Day 81 and 2444 cigarettes not smoked. Proud with a capital P.
I wont say the last few days have been easy because they have not. Still having to tough it through many moments! Yesterday afternoon, I ate a whole bag of crisps and relished every single one. Then I felt guilty because I had compromised my healthy eating strategy and felt crap. But then I remembered that one packet of crisps will not kill me, but the one puff that will lead me back to a smoking lifestyle possibly could. So I sucked up my guilt and moved on.
I remember in hell week or the first month of my many quit attempts. You hang onto every word, every post, every answer to your post. Then days become weeks and weeks become two months, and suddenly you feel more confident and you start skipping a day here or there. You no longer cling to support like you used to.

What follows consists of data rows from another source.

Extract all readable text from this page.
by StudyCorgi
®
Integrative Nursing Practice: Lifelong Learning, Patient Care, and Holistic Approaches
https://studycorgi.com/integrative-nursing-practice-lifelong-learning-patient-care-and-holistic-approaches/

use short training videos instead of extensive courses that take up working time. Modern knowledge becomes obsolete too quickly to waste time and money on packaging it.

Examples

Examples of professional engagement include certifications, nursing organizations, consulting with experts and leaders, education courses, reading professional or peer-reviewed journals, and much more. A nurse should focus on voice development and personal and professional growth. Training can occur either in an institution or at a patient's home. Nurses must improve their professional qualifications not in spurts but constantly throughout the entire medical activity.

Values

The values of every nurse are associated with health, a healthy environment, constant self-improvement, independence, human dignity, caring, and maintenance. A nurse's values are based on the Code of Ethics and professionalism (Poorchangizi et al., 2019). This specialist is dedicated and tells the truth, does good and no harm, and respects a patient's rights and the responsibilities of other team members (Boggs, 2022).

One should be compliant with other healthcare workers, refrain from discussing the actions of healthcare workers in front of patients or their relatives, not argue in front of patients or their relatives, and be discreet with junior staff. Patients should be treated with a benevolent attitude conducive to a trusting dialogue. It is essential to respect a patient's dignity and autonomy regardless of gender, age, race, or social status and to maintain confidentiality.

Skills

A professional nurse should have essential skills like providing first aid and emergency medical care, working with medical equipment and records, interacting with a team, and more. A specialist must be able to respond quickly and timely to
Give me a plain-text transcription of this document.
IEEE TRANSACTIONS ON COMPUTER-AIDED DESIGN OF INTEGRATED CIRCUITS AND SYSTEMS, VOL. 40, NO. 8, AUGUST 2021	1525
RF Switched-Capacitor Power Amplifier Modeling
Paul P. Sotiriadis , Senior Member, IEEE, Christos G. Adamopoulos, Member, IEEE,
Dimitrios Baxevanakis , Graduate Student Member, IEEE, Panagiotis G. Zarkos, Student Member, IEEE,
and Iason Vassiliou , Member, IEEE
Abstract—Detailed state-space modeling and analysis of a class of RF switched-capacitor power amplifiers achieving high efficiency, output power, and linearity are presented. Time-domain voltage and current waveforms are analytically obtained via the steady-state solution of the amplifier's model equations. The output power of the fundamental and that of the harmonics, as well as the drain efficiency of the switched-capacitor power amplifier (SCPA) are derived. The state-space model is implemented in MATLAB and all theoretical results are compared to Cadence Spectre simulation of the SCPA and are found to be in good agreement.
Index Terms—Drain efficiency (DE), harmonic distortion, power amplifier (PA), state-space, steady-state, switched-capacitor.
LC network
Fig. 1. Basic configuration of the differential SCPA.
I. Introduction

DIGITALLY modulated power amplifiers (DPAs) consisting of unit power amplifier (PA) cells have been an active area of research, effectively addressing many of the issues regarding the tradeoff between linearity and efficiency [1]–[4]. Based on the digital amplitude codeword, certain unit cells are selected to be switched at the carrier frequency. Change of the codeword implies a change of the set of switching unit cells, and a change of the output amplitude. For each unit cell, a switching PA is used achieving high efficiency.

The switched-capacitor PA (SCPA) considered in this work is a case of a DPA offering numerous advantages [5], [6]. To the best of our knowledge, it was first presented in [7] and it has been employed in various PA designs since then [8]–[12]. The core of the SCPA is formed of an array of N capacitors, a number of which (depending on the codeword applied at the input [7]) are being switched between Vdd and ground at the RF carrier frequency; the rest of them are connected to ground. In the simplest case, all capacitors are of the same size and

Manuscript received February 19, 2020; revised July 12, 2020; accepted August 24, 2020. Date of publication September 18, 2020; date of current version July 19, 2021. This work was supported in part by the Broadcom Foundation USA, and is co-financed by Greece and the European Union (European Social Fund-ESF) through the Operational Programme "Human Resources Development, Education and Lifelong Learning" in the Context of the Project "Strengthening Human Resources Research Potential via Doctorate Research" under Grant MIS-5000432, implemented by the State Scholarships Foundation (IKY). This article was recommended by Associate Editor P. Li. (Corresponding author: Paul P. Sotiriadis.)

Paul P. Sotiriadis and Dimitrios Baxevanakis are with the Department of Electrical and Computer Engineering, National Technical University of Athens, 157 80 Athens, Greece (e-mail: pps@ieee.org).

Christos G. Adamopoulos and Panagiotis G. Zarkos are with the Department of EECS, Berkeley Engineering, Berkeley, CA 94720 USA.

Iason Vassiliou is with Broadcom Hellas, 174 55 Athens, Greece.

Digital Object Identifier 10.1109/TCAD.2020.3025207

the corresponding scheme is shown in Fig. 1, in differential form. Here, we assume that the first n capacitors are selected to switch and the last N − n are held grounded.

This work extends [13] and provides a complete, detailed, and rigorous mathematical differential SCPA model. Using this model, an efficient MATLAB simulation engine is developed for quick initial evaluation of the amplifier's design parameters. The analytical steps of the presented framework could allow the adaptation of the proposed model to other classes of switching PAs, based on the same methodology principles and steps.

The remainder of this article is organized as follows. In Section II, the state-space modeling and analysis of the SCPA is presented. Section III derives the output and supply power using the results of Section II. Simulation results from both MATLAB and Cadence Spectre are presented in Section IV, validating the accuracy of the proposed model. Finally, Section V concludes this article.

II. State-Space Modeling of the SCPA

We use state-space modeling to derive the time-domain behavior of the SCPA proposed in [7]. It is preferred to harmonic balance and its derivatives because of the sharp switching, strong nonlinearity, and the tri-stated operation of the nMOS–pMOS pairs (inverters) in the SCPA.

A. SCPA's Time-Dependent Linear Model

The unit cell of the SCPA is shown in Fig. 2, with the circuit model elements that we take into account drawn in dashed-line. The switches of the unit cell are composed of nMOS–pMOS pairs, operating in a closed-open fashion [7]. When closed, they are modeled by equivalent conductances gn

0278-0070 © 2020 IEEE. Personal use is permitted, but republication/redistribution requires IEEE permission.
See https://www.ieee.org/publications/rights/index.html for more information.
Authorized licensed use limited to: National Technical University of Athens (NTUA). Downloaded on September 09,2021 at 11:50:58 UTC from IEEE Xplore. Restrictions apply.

In my 3D life, I don't feel like I am really getting the support any longer. Friends, family, hubby etc have kind of ‘accepted’ that I have quit, and I get the feeling everyone is thinking ‘you’ve quit, get over it and move on’.

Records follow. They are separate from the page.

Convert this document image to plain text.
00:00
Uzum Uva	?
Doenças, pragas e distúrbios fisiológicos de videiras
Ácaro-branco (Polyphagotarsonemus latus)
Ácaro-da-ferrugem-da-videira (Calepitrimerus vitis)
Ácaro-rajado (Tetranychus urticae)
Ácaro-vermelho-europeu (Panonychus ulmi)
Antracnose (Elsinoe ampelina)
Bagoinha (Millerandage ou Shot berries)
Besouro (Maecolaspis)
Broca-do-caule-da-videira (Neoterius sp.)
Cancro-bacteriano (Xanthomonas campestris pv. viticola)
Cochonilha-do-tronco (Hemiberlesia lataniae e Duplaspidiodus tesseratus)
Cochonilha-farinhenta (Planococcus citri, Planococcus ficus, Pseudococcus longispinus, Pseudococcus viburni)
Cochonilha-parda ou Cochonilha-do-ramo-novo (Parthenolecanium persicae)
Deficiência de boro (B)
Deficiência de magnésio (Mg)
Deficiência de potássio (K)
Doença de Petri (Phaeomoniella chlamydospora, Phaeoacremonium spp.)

And every so now and again, someone will say ‘Oh well done, good for you, excellent! Great stuff’ And ‘some’ of the smokers will say this as they light their 25th cig of the minute! Lol.
mmmm. If truth be told, at times, I get frustrated. Because ’they’ cannot possibly know how difficult it is, the emotional see-saw that you are in day in and day out… How you can have one perfectly wonderful fantastic day, followed by a perfectly awful crap day.

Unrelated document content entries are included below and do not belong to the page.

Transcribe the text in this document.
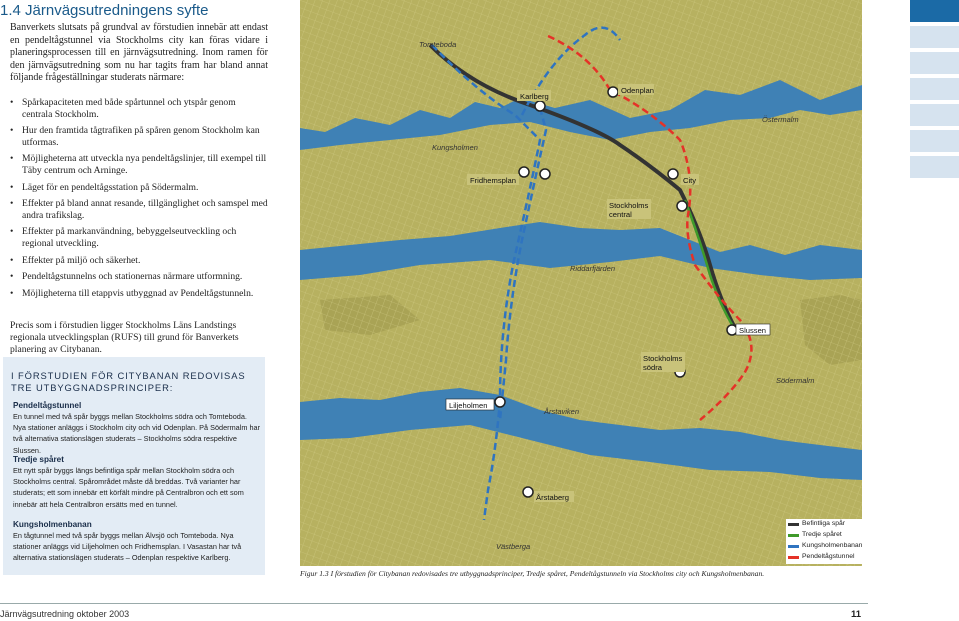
1.4 Järnvägsutredningens syfte
Banverkets slutsats på grundval av förstudien innebär att endast en pendeltågstunnel via Stockholms city kan föras vidare i planeringsprocessen till en järnvägsutredning. Inom ramen för den järnvägsutredning som nu har tagits fram har bland annat följande frågeställningar studerats närmare:
• Spårkapaciteten med både spårtunnel och ytspår genom centrala Stockholm.
• Hur den framtida tågtrafiken på spåren genom Stockholm kan utformas.
• Möjligheterna att utveckla nya pendeltågslinjer, till exempel till Täby centrum och Arninge.
• Läget för en pendeltågsstation på Södermalm.
• Effekter på bland annat resande, tillgänglighet och samspel med andra trafikslag.
• Effekter på markanvändning, bebyggelseutveckling och regional utveckling.
• Effekter på miljö och säkerhet.
• Pendeltågstunnelns och stationernas närmare utformning.
• Möjligheterna till etappvis utbyggnad av Pendeltågstunneln.
Precis som i förstudien ligger Stockholms Läns Landstings regionala utvecklingsplan (RUFS) till grund för Banverkets planering av Citybanan.
I FÖRSTUDIEN FÖR CITYBANAN REDOVISAS TRE UTBYGGNADSPRINCIPER:
Pendeltågstunnel

En tunnel med två spår byggs mellan Stockholms södra och Tomteboda. Nya stationer anläggs i Stockholm city och vid Odenplan. På Södermalm har två alternativa stationslägen studerats – Stockholms södra respektive Slussen.

Tredje spåret

Ett nytt spår byggs längs befintliga spår mellan Stockholm södra och Stockholms central. Spårområdet måste då breddas. Två varianter har studerats; ett som innebär ett körfält mindre på Centralbron och ett som innebär att hela Centralbron ersätts med en tunnel.

Kungsholmenbanan

En tågtunnel med två spår byggs mellan Älvsjö och Tomteboda. Nya stationer anläggs vid Liljeholmen och Fridhemsplan. I Vasastan har två alternativa stationslägen studerats – Odenplan respektive Karlberg.

Tomteboda
Östermalm
Kungsholmen
Riddarfjärden
Södermalm
Årstaviken
Västberga
Karlberg
Odenplan
Fridhemsplan	City
Stockholms
central
Slussen
Stockholms
södra
Liljeholmen
Årstaberg
Befintliga spår
Tredje spåret
Kungsholmenbanan
Pendeltågstunnel
Figur 1.3 I förstudien för Citybanan redovisades tre utbyggnadsprinciper, Tredje spåret, Pendeltågstunneln via Stockholms city och Kungsholmenbanan.
Järnvägsutredning oktober 2003	11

How so often, you want to say ‘Ah feck it, I’m gonna smoke’, and then you envisage yourself coughing and spluttering and stinking and wasting your hard earned money and shortening your life and you think, ‘Deep breath, NOPE, DFS, Don’t fucking smoke, and then you start at the beginning again and say it a hundred times over until the cravings passes'.
Please, don’t get me wrong. I don’t need people swooning over me day and night patting my back and telling me how wonderful I am, it would just sometimes be nice for them to genuinely say ‘How are YOU doing. I know it must be tough, can I do anything to help you or make it easier?’
Sometimes, when my hubby walks past me smoking his tobacco pipe and I can’t see him through the haze of smoke, and I have to inhale a few second hand puffs, I just want to seriously pull my hair out. I wan’t to say ‘Can’t you PLEASE smoke that stinking thing outside away from me!!’
I don’t really know what the purpose of my post is about today. I think I just needed to vent. I think I just needed to say that support is as important on Day 81 as it is on Day 1. I want to thank all of you who continually support my posts and my efforts to keep this quit. It means the world to me and I am forever grateful. I don’t think I could do it without all of you.
Onwards and upwards, the mountain is waiting.
Wishing you all a wonderful day.
xxx

Don't dream up thousands of reasons
why you can't do what you want to; find one reason why you CAN.